Le 5 novembre 2008, par Louis LEVY,
Plusieurs travaux semblent montrer qu’être l’aidant d’un conjoint souffrant d’une maladie d’Alzheimer (MA) est associé à un risque de pathologie cardiovasculaire, notamment pour les maris aidants. 81 aidants et 41 témoins (âge moyen 70,2 ans) ont bénéficié d’une polysomnographie à domicile, d’une évaluation du stress par la Role Overload scale et d’un prélèvement sanguin dosant les D-dimères et l’interleukine-6. La sévérité de la MA était évaluée par la CDR.

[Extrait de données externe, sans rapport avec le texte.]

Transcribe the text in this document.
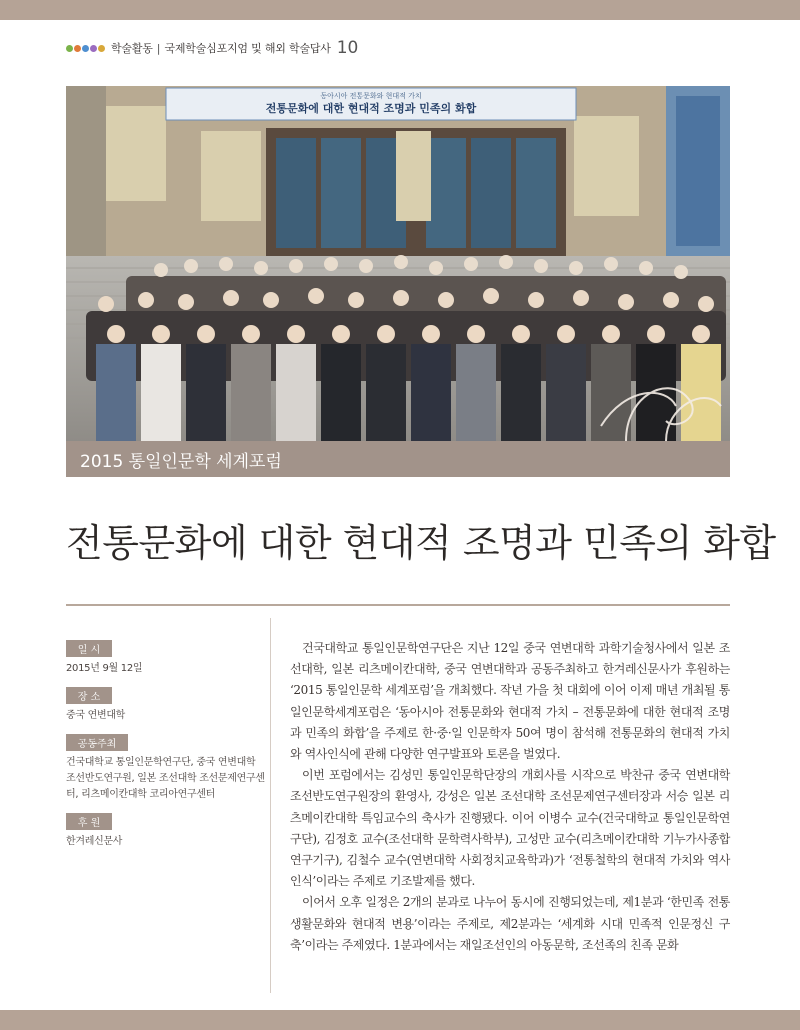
학술활동 | 국제학술심포지엄 및 해외 학술답사 10
동아시아 전통문화와 현대적 가치
전통문화에 대한 현대적 조명과 민족의 화합
2015 통일인문학 세계포럼
전통문화에 대한 현대적 조명과 민족의 화합
일 시
2015년 9월 12일
장 소
중국 연변대학
공동주최
건국대학교 통일인문학연구단, 중국 연변대학 조선반도연구원, 일본 조선대학 조선문제연구센터, 리츠메이칸대학 코리아연구센터
후 원
한겨레신문사

건국대학교 통일인문학연구단은 지난 12일 중국 연변대학 과학기술청사에서 일본 조선대학, 일본 리츠메이칸대학, 중국 연변대학과 공동주최하고 한겨레신문사가 후원하는 ‘2015 통일인문학 세계포럼’을 개최했다. 작년 가을 첫 대회에 이어 이제 매년 개최될 통일인문학세계포럼은 ‘동아시아 전통문화와 현대적 가치 – 전통문화에 대한 현대적 조명과 민족의 화합’을 주제로 한·중·일 인문학자 50여 명이 참석해 전통문화의 현대적 가치와 역사인식에 관해 다양한 연구발표와 토론을 벌였다.

이번 포럼에서는 김성민 통일인문학단장의 개회사를 시작으로 박찬규 중국 연변대학 조선반도연구원장의 환영사, 강성은 일본 조선대학 조선문제연구센터장과 서승 일본 리츠메이칸대학 특임교수의 축사가 진행됐다. 이어 이병수 교수(건국대학교 통일인문학연구단), 김정호 교수(조선대학 문학력사학부), 고성만 교수(리츠메이칸대학 기누가사종합연구기구), 김철수 교수(연변대학 사회정치교육학과)가 ‘전통철학의 현대적 가치와 역사인식’이라는 주제로 기조발제를 했다.

이어서 오후 일정은 2개의 분과로 나누어 동시에 진행되었는데, 제1분과 ‘한민족 전통생활문화와 현대적 변용’이라는 주제로, 제2분과는 ‘세계화 시대 민족적 인문정신 구축’이라는 주제였다. 1분과에서는 재일조선인의 아동문학, 조선족의 친족 문화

Les maris aidants de femmes atteintes de MA modérée à sévère avaient davantage de périodes d’éveil après l’endormissement que les femmes aidantes (p = 0,11), dont le temps d’éveil était identique à l’aidant d’un conjoint atteint d’une MA légère et aux témoins. Les taux de D-dimères étaient plus élevés chez les maris aidants de femmes souffrant de MA sévère que chez les femmes aidantes de maris atteints de démence de même sévérité (p = 0,34). Les analyses de régression multiple ont montré que le score de la CDR (p = 0,47) ainsi qu’un plus grand temps d’éveil après l’endormissement (p = 0,46) étaient des facteurs prédictifs de taux de D-dimères élevés . Les maris aidants de femmes souffrant de forme sévère de démence ont donc davantage de troubles du sommeil et de la coagulation, ces troubles étant associés. Les hommes ont ainsi plus de risque de développer des pathologies, notamment cardio-vasculaires, et une prise en charge particulière doit leur être proposée.